Um cancelamento esperado não deve gerar o mesmo nível de alerta que uma falha inesperada:

try {
  await executeOperation({ signal });
} catch (error) {
  if (signal.aborted) {
    logger.info({
      reason: signal.reason?.message
    }, 'Operação cancelada');
    return;
  }

  logger.error({ error }, 'Falha na operação');
  throw error;
}

Essa separação melhora métricas e reduz alertas inúteis. Ainda assim, uma taxa anormal de cancelamentos pode indicar timeout curto, clientes instáveis ou dependência lenta.

Observabilidade

Registre dados suficientes para entender o comportamento:

  • tipo da operação;
  • duração antes do cancelamento;
  • motivo;
  • origem do sinal;
  • dependência envolvida;
  • quantidade de bytes ou itens processados;
  • se houve efeito permanente antes do cancelamento.

Crie métricas diferentes para timeout, desconexão do cliente, desligamento e cancelamento manual. Essa divisão ajuda a ajustar limites e identificar gargalos. Combine o recurso com as práticas de performance de APIs Node.js.

Como testar cancelamentos

Testes devem confirmar que a Promise é rejeitada, recursos são liberados e nenhum trabalho continua depois do cancelamento:

import assert from 'node:assert/strict';

const controller = new AbortController();
const task = runTask({ signal: controller.signal });

controller.abort(new Error('teste'));

await assert.rejects(task, error => {
  return error.message === 'teste';
});

Inclua também os seguintes cenários:

  • sinal já abortado antes da função ser chamada;
  • cancelamento durante uma espera;
  • conclusão antes do cancelamento;
  • dois sinais combinados com AbortSignal.any();
  • timeout durante uma requisição HTTP;
  • cancelamento de stream com arquivo parcial;
  • listener removido depois do sucesso;
  • motivo personalizado preservado.

Erros comuns

  • Criar o controller dentro da função errada: a camada chamadora perde a capacidade de cancelar.
  • Ignorar sinal já abortado: a função inicia trabalho desnecessário.
  • Adicionar listeners sem removê-los: referências permanecem vivas e podem aumentar o consumo de memória.
  • Tratar cancelamento como erro crítico: logs e alertas ficam poluídos.
  • Acreditar que abortar faz rollback: efeitos permanentes podem já ter ocorrido.
  • Não propagar o sinal: apenas a primeira camada cancela, enquanto operações internas continuam.
  • Usar timeout sem medir: dependências saudáveis passam a falhar durante pequenas variações.
  • Reutilizar um sinal abortado: ele permanece abortado e não pode ser restaurado.
  • Cancelar sem limpar arquivos ou sockets: recursos parciais ficam abandonados.

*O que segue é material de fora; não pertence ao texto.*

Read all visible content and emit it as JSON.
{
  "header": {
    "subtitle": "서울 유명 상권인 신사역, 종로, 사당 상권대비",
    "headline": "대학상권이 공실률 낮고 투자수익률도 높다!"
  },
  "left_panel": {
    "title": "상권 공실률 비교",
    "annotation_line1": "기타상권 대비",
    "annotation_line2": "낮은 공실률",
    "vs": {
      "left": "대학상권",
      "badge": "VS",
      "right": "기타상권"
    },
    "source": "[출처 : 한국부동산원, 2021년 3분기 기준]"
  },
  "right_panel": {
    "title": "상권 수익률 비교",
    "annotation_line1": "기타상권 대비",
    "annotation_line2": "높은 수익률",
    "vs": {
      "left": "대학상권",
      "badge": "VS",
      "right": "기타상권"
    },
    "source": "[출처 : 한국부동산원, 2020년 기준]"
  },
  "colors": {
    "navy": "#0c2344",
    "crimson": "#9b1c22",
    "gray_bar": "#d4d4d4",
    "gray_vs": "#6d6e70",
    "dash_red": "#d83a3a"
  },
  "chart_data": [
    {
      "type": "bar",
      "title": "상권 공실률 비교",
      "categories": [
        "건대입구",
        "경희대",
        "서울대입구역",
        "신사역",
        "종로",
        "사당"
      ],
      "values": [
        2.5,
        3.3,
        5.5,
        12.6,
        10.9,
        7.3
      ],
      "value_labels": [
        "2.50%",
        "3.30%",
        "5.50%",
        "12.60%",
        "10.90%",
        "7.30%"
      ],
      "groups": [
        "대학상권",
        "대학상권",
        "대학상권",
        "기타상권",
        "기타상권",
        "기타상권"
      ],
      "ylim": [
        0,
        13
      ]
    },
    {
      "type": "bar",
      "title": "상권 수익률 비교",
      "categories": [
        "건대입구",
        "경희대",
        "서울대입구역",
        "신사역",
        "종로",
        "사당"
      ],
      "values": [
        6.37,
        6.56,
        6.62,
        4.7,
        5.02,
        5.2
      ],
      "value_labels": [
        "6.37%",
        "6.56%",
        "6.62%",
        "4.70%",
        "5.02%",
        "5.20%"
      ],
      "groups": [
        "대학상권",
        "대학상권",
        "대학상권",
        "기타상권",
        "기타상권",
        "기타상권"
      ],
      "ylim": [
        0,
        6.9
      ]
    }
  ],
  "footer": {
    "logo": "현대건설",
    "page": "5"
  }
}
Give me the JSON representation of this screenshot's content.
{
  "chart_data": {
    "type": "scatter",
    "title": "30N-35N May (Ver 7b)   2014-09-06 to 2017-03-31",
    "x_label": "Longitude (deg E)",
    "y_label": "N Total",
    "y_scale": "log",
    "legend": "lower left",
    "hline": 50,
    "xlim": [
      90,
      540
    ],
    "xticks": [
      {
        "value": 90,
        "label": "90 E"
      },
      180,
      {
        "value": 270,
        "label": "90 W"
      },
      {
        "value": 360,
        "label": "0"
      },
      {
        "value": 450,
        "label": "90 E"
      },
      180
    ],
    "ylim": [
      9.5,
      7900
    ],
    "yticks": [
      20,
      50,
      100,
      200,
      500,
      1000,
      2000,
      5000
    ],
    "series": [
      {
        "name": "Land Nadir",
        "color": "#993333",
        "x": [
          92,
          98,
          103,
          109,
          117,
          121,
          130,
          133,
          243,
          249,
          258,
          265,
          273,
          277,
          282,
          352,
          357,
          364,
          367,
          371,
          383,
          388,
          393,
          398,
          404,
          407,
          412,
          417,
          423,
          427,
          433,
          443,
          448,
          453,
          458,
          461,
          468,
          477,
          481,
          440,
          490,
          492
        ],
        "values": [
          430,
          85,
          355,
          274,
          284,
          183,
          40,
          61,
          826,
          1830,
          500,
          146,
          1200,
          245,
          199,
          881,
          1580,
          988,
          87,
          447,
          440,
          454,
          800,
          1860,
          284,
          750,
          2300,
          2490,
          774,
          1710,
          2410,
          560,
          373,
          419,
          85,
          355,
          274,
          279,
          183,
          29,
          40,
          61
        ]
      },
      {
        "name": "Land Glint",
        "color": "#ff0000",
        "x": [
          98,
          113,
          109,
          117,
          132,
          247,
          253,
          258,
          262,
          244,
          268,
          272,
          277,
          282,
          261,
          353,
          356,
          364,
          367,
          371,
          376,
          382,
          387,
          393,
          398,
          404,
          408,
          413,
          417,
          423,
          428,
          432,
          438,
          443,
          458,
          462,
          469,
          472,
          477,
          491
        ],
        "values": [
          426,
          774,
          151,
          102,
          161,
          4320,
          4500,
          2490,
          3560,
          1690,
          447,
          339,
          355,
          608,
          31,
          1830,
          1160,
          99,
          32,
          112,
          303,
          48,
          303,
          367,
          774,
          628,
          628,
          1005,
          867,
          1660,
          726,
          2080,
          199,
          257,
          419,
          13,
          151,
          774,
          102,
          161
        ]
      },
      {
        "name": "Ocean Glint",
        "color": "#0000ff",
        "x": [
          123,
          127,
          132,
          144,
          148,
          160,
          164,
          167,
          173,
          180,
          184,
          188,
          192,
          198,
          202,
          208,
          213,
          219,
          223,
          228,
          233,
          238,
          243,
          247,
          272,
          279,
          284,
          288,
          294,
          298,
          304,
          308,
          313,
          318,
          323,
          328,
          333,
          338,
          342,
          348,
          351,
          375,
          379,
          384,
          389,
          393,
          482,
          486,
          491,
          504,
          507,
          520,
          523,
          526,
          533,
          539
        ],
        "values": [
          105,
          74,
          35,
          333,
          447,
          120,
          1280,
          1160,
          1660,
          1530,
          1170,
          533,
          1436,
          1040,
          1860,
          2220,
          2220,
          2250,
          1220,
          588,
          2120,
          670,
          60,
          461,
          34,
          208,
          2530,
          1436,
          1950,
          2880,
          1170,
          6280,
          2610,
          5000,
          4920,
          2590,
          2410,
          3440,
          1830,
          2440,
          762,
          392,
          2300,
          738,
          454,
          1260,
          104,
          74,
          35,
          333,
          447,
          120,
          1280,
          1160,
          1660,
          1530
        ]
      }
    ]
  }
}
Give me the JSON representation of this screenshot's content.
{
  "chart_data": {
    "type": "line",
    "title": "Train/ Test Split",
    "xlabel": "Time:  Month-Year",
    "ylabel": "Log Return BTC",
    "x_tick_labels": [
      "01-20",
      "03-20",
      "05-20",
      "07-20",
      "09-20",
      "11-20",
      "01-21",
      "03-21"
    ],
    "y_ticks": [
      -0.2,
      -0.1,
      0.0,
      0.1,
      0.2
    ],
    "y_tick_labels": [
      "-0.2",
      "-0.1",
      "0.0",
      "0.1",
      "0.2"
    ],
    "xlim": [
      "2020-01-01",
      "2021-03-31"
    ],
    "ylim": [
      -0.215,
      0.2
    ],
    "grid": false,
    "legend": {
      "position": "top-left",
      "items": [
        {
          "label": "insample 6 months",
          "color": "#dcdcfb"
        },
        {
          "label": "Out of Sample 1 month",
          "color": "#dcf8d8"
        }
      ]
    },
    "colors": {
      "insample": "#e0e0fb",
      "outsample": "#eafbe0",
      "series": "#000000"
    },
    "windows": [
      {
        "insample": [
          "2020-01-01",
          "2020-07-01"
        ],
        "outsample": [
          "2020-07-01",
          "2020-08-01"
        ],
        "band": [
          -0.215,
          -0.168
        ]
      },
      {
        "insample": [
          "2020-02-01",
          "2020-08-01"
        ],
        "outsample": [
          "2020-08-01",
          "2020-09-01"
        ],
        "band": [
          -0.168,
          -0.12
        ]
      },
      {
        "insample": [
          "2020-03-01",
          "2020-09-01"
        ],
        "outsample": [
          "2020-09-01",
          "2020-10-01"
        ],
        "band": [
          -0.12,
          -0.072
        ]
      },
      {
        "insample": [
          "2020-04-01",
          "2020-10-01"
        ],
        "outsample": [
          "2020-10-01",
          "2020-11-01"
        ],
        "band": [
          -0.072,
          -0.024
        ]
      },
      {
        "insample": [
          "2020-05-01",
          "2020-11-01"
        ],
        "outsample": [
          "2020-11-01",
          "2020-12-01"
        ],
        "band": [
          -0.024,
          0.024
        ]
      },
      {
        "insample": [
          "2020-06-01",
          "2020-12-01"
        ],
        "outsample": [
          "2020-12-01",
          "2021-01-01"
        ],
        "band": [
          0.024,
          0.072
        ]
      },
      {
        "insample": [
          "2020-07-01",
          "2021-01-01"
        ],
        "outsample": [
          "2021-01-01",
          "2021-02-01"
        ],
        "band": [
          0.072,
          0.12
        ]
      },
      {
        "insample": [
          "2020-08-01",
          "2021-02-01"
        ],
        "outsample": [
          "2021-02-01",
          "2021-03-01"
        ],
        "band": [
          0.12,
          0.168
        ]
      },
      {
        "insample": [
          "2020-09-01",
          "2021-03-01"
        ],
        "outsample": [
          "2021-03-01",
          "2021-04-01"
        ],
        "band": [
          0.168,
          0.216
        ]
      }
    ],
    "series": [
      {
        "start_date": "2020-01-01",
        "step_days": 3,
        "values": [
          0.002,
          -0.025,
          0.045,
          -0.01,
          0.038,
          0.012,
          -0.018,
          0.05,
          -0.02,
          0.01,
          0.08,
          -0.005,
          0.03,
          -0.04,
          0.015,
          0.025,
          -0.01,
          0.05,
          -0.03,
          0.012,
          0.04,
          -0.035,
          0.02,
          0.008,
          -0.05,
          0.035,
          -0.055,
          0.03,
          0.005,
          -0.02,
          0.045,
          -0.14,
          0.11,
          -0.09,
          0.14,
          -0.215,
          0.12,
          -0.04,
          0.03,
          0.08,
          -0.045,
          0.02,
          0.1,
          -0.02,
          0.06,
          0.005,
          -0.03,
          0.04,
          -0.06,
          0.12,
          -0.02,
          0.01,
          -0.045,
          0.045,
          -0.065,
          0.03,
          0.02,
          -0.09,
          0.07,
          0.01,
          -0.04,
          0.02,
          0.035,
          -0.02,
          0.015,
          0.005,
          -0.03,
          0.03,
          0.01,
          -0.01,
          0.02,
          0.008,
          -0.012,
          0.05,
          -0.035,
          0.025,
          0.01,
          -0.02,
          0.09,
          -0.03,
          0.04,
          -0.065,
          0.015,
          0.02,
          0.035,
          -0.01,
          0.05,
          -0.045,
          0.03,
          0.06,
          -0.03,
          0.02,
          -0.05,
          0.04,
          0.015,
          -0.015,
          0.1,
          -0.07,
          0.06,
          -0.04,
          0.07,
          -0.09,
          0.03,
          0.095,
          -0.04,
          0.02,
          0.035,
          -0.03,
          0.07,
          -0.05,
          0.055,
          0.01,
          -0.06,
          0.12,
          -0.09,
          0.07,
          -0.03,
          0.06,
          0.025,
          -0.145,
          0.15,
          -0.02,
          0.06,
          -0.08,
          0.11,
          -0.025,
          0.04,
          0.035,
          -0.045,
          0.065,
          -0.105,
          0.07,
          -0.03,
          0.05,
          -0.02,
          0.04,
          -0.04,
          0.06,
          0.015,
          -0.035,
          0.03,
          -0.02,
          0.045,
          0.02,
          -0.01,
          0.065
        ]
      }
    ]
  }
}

Boas práticas para produção

  • Receba signal como opção nas funções assíncronas internas.
  • Mantenha o controlador na camada que decide o ciclo de vida da tarefa.
  • Use AbortSignal.timeout() para limites simples.
  • Use AbortSignal.any() para combinar timeout e cancelamento externo.
  • Chame throwIfAborted() antes de etapas caras.
  • Propague o mesmo sinal para chamadas, timers e streams relacionadas.
  • Use listeners com once: true e remova-os no sucesso.
  • Registre motivos sem incluir dados sensíveis.
  • Separe cancelamentos esperados de falhas reais.
  • Teste desconexão, timeout, desligamento e concorrência.
  • Implemente idempotência quando a operação produzir efeitos externos.
  • Monitore duração e origem dos cancelamentos.

Conclusão

AbortController no Node.js cria um contrato comum para encerrar operações assíncronas que perderam utilidade. Ele funciona com APIs nativas e pode ser adotado por serviços internos, permitindo que fetch, timers, streams e tarefas personalizadas respondam ao mesmo sinal.

Comece adicionando timeout às chamadas HTTP e propagando o sinal para as camadas internas. Depois, combine sinais, registre motivos, trate desconexões e integre o mecanismo ao desligamento da aplicação. Com limpeza de recursos, idempotência e testes adequados, o cancelamento deixa de ser uma exceção improvisada e passa a fazer parte do desenho confiável do sistema.